The result of armed resistance like in the second intifada was: 11,000 prisoners, 4,000 martyrs, the building of the racist separation fence, the Judaization of Jerusalem, the doubling of the number of settlers, and the destruction of the infrastructure of society and of the government. Doesn't this demand that we stop for a minute, in light of these tragic outcomes? Isn't the aim of resistance to defeat the occupation – not the society that carries out the resistance? Why don't we think about other forms of struggle when the resistance is not accomplishing its goals?

"Resistance is survival and steadfastness. It is planting trees, developing education, boycotting Israeli products, [launching] a popular uprising against the racist separation fence, building homes in [East] Jerusalem, reopening the institutions [there], struggling against all forms of corruption, boycotting companies that contribute to the Judaization of Jerusalem and also to the building of the fence and the settlements, and also boycotting companies that supply arms and equipment to the occupation army.

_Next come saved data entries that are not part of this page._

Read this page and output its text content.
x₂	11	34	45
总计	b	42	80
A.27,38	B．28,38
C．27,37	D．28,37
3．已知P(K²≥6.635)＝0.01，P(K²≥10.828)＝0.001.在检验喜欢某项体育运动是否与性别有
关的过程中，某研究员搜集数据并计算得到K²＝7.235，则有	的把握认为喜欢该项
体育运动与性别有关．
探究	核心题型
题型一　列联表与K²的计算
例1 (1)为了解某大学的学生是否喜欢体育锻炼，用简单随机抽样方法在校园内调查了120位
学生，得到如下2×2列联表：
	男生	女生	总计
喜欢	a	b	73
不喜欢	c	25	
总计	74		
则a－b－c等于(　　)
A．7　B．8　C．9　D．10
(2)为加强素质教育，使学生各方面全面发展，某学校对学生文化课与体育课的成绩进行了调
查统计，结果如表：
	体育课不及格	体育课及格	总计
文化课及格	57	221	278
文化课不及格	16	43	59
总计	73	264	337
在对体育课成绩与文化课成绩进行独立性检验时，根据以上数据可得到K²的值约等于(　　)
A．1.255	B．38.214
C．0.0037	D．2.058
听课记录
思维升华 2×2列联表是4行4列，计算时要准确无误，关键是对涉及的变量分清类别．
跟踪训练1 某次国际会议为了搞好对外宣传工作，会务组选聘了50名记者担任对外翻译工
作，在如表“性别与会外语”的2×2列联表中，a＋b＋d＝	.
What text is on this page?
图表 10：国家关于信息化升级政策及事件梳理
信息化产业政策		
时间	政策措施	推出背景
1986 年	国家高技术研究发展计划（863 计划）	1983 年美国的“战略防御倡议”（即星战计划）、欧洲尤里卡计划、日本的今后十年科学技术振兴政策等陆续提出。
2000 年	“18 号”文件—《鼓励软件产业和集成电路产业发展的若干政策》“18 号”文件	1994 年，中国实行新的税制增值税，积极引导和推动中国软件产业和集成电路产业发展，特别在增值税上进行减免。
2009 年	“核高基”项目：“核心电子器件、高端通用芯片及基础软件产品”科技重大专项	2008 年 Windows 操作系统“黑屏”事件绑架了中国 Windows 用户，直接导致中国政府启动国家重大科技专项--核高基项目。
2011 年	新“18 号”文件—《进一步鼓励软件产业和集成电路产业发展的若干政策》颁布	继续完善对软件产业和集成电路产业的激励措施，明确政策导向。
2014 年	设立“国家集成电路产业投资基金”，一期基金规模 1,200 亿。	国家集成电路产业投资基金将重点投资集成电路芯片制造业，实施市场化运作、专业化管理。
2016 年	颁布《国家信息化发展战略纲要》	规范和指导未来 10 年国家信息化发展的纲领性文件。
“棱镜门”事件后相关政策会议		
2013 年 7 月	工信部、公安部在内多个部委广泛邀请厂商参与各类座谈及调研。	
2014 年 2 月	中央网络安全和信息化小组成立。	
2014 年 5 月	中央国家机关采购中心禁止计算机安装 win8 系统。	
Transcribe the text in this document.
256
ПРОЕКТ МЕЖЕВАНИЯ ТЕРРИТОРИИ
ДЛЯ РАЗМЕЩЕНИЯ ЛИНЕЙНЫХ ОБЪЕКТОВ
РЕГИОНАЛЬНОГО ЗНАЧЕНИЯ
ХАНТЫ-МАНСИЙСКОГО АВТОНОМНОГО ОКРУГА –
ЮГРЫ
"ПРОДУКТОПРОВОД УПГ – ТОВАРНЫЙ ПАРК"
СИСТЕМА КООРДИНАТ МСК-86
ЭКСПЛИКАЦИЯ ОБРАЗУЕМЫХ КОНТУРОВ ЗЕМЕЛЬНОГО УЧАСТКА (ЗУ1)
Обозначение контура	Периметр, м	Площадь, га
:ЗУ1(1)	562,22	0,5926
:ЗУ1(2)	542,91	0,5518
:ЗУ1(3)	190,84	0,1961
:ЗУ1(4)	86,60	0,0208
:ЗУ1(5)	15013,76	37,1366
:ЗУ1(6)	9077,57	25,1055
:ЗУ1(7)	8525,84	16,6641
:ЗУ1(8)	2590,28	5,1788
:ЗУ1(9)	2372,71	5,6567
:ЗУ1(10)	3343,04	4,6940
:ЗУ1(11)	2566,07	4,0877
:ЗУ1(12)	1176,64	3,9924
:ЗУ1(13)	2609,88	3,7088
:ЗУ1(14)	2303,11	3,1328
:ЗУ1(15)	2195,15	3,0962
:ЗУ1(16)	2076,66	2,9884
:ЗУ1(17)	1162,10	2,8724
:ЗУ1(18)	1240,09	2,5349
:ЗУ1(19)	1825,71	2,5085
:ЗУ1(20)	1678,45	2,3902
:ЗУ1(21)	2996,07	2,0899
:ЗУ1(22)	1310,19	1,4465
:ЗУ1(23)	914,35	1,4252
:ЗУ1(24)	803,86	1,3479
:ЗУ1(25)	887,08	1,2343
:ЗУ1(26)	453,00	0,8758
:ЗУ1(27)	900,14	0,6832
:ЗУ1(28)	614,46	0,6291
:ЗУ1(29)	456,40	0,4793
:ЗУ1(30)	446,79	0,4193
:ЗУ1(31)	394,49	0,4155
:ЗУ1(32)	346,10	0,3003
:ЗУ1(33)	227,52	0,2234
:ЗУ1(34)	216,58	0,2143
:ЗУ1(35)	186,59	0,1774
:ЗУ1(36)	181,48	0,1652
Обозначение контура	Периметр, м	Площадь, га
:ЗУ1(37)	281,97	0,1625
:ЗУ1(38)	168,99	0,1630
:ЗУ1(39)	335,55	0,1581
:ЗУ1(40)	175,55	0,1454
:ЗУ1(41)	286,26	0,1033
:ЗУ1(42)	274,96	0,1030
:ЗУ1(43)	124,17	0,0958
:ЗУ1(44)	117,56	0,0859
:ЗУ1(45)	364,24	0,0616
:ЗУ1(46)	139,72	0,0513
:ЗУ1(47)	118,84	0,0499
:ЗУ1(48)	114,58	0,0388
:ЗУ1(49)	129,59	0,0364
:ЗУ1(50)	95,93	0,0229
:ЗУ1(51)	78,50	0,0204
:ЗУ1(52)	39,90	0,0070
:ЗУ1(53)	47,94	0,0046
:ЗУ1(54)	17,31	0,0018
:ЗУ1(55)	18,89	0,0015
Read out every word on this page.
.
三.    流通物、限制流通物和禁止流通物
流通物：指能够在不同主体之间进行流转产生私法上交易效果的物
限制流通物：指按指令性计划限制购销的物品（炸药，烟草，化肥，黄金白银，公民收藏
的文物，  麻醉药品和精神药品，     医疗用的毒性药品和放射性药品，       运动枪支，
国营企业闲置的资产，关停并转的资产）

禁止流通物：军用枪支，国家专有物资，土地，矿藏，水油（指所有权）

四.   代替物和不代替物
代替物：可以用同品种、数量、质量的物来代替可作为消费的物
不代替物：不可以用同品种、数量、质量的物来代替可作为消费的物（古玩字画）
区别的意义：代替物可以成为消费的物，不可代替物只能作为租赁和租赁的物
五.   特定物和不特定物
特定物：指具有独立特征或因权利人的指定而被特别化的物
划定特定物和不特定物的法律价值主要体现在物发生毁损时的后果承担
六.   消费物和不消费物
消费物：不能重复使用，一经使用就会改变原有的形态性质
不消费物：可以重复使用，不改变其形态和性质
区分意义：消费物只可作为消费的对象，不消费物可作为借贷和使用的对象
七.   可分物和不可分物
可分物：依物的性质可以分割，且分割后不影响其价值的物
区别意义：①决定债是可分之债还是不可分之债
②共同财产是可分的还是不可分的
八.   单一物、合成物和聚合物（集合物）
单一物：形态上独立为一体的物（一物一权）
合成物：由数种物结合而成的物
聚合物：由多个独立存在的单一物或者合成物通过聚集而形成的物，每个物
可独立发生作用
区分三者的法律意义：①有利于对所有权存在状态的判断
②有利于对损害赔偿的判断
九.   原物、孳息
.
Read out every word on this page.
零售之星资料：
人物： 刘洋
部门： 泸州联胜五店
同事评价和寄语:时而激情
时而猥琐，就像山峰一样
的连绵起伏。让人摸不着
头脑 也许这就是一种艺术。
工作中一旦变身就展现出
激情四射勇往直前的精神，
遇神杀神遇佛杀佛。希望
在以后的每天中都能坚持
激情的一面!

There are a hundred more ways of resistance that will damage the occupation more than they will damage us, and that will make ending the occupation an achievable goal – while preserving the legitimate right of resistance under conditions that will not harm the security and interests of the [Palestinian] people.

*Thanks to MEMRI for much of this translation

4 comments:

IsraeliMom said...

It's not about the right to resist, IMO. It's about how to do it effectively, in the way that will get both Palestinians and Israelis - all people of this region, to a stable peace where all can prosper.

Of course they have the "right" to defend themselves. Just as Israelis have the "right" to defend their own. So, where does that get us all exactly?

I'm getting sick and tired from the Palestinians wanting to be "right" and obsessive calls for some perfect "justice". To quote a popular slogan in Israel about road safety: it's better to be smart than right.

JD said...

What other justice is there besides perfect or right justice?

What good is it to be smart if being smart is unjust?

joshhough said...

"A good heart is better than all the heads in the world."
-Edward Bulwer-Lytton (1803-1873)

"What wisdom can you find that is greater than kindness?"
-Jean Jacques Rousseau, philosopher (1712-1778)

"Kindness is more important than wisdom, and the recognition of this is the beginning of wisdom."